The debates alone didn't determine the outcome of those elections; Reagan and the younger Bush won second terms despite their lackluster performances. But they illustrate a basic fact about presidential debates: They give the challenger a chance to erase any stature gap between the leader of the free world and the mere politician who wants his job.
Both candidates are on an equal footing; there's no presidential seal, no "Hail to the Chief." And the challenger has usually had more recent debate experience in his party's primaries, as Romney did this year.
History also reveals another strange thing about debates: We remember them mostly for the errors candidates make, not for any eloquence they achieve.
The most memorable moments — Richard Nixon's sweaty face (1960), Ford's gaffe on Eastern Europe (1976), Michael Dukakis' reaction to the hypothetical rape and murder of his wife (1988), George H.W. Bush's ill-timed glance at his wristwatch (1992) — were all mistakes.

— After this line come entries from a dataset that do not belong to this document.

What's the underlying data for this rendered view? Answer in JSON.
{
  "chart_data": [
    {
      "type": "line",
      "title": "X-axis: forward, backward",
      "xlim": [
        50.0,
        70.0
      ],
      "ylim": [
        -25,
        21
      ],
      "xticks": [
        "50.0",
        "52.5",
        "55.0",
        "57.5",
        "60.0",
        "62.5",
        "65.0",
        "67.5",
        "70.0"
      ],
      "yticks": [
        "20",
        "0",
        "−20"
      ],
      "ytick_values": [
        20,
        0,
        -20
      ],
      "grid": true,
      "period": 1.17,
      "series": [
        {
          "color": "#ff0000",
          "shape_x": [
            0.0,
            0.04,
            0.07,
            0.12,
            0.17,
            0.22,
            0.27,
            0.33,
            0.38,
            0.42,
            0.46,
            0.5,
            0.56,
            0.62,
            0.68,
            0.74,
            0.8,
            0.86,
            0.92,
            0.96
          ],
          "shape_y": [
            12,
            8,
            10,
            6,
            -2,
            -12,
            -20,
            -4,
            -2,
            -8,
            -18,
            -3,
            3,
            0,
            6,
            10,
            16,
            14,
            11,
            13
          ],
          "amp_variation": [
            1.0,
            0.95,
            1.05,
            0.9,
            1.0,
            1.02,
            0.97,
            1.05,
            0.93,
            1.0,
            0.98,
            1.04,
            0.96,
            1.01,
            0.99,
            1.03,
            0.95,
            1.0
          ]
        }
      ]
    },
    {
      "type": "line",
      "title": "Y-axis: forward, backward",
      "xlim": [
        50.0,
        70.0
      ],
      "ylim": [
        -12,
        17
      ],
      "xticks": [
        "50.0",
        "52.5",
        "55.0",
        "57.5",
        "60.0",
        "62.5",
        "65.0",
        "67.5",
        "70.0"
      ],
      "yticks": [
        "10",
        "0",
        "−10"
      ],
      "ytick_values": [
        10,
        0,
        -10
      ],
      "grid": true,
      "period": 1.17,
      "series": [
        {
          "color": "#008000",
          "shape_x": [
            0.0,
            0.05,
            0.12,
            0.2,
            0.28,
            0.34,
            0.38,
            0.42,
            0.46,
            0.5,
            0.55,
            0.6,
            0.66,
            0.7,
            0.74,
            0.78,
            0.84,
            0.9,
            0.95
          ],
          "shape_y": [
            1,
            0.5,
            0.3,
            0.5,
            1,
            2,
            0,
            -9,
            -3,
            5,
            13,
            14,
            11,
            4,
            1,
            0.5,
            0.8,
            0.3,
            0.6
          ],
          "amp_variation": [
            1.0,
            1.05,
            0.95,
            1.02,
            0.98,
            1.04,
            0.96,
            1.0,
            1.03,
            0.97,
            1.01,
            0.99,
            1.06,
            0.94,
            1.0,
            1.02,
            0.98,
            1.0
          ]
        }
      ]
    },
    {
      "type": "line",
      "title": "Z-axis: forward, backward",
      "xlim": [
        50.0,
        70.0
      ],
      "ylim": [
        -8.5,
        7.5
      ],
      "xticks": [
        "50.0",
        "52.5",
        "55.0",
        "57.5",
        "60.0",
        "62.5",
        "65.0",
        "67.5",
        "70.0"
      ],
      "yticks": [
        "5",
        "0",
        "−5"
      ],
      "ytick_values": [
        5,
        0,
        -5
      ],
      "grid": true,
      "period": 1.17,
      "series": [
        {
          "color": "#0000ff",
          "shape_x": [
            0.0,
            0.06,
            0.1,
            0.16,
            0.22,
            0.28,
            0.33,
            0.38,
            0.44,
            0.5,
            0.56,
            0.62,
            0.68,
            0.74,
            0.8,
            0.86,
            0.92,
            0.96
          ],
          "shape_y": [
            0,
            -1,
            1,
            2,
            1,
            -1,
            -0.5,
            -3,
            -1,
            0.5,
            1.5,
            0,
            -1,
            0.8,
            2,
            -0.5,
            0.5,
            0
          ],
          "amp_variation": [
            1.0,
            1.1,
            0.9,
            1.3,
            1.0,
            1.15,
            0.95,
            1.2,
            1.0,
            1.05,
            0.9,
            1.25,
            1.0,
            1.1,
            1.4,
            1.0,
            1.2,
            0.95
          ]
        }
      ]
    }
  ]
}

Just four years ago, Obama debated John McCain three times, but hardly anyone remembers a word. The reason? Neither candidate made a serious mistake.

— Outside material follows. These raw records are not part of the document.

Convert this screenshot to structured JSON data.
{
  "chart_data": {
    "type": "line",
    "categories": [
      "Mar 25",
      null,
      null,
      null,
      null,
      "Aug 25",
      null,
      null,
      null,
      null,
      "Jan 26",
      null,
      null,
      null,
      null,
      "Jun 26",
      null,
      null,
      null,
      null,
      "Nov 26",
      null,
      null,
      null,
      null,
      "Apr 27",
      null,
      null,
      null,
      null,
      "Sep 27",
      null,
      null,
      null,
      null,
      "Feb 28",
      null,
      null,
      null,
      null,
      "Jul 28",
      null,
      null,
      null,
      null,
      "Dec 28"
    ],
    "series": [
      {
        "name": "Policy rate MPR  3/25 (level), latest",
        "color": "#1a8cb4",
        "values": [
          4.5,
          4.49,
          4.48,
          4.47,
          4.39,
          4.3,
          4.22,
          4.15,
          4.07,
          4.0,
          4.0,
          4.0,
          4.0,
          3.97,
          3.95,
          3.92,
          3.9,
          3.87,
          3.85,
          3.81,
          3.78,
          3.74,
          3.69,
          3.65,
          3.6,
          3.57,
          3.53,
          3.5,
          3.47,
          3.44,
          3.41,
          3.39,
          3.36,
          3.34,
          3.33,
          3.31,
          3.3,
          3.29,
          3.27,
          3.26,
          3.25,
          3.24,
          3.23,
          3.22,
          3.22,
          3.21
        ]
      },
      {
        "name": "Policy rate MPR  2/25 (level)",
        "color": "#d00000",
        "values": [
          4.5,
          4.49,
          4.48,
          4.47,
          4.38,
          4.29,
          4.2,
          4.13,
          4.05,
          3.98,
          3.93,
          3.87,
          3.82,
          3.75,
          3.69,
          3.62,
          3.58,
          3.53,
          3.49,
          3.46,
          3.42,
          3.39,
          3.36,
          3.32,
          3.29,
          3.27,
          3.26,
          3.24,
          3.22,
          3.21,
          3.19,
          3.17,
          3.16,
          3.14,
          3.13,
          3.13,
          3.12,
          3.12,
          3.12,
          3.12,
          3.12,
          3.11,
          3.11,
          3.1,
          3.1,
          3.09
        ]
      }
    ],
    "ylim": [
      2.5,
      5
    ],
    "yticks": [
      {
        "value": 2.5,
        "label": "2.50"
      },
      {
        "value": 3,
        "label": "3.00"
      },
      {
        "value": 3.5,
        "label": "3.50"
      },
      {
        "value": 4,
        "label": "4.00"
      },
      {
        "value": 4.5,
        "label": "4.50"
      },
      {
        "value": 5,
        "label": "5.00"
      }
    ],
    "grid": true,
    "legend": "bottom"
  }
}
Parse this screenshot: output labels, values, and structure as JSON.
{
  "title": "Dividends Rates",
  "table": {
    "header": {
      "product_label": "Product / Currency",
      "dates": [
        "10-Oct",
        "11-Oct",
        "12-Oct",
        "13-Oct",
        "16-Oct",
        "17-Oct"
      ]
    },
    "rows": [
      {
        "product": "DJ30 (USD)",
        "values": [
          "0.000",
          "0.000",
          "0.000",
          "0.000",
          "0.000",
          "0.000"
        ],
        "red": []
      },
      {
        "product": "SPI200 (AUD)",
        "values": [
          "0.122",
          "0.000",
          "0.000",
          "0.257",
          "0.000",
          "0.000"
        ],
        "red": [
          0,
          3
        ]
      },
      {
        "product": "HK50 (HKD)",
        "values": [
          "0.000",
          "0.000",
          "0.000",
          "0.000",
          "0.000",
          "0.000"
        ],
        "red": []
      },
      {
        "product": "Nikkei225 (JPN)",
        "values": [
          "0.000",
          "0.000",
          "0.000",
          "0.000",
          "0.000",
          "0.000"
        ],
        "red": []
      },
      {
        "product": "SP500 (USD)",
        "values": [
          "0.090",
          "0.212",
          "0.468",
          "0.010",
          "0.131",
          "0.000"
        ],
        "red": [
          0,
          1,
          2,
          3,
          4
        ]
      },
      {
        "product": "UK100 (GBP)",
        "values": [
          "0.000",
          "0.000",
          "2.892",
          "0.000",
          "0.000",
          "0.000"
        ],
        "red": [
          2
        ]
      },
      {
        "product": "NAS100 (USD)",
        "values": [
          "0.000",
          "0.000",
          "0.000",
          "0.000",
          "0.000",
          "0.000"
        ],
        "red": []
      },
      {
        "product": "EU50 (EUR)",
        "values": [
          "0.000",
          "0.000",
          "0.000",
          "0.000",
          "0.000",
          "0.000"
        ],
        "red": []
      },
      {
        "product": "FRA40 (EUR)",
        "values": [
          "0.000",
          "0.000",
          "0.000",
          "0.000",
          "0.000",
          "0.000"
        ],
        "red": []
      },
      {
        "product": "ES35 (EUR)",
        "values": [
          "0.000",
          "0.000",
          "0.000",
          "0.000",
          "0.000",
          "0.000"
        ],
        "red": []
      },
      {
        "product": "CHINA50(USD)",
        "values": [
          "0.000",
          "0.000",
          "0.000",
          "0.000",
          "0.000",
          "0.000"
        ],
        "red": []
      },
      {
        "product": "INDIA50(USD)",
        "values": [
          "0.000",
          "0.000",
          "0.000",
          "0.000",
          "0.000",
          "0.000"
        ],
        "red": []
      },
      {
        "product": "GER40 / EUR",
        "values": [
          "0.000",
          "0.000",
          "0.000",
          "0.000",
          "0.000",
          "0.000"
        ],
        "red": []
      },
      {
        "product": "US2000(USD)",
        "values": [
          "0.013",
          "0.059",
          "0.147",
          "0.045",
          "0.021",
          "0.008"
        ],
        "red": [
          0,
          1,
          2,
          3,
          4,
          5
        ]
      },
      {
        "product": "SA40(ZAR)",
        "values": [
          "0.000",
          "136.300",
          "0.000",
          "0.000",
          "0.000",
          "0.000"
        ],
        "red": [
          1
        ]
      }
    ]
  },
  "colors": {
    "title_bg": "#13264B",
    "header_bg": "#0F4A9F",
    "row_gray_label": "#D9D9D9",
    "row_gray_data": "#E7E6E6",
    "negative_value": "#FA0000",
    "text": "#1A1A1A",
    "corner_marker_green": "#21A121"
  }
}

Obama's principal mission Wednesday night is to repeat that kind of error-free performance and protect his lead in the polls. A workmanlike run-through of his positions will suit the Obama campaign fine; no fireworks necessary. Obama's not immune from gaffes; in New Hampshire in 2008, he did himself damage by coldly assuring Hillary Rodham Clinton that she was "likable enough."
Romney, on the other hand, needs to throw the president off his stride. That means an aggressive attack on Obama's shortfalls: the economy's anemic growth, the persistence of 8% unemployment, the repeated failure to achieve a bipartisan budget deal with Congress.
Romney isn't shy about attacking opponents. He was efficient and brutal in primary debates against former House Speaker Newt Gingrich and Texas Gov. Rick Perry (although Perry helped mightily by forgetting his own positions). That will be the easy part.
The more difficult job, for Romney, is finding a way to alter voters' impression that he's uninterested in the travails of common folk — "a plutocrat married to a known equestrian," in the quip of former Mississippi Gov. Haley Barbour, a fellow Republican.
So expect to hear plenty of compassion from a newly moderated Mitt, the New-and-Improved Romney who has been trying to make himself heard over the past month — ever since the appearance of that disastrous videotape expressing his disdain for the 47%.
The New Romney hasn't actually changed any of his positions; that would brand him as a flip-flopper, a mortal sin this late in a campaign. But he has begun describing his positions in ways that might appeal to swing voters, instead of only the confirmed conservatives he focused on before. On taxes, for example, he now emphasizes that he doesn't want new tax breaks for high-income earners, only a tax cut for middle-income families. On healthcare, after demanding the repeal of "Obamacare," Romney now says he'd keep the most popular parts of the law, although only for people who already have insurance.
It would be nice to think Wednesday's debate will deliver a candid, detailed discussion of big issues. I'd love to hear some specifics about how Romney and Obama think they can make the next four years in Washington more productive than the last four, how they would try to forge bipartisan agreements in a Congress that will likely to be just as divided as before.
That would require each candidate to take a risk or two, and so far, they've both been cautious; neither has said anything that would offend his own party's base. But this may be one of Romney's last chances to change the direction of the race. If he wants to do that, he'll need to make this debate interesting.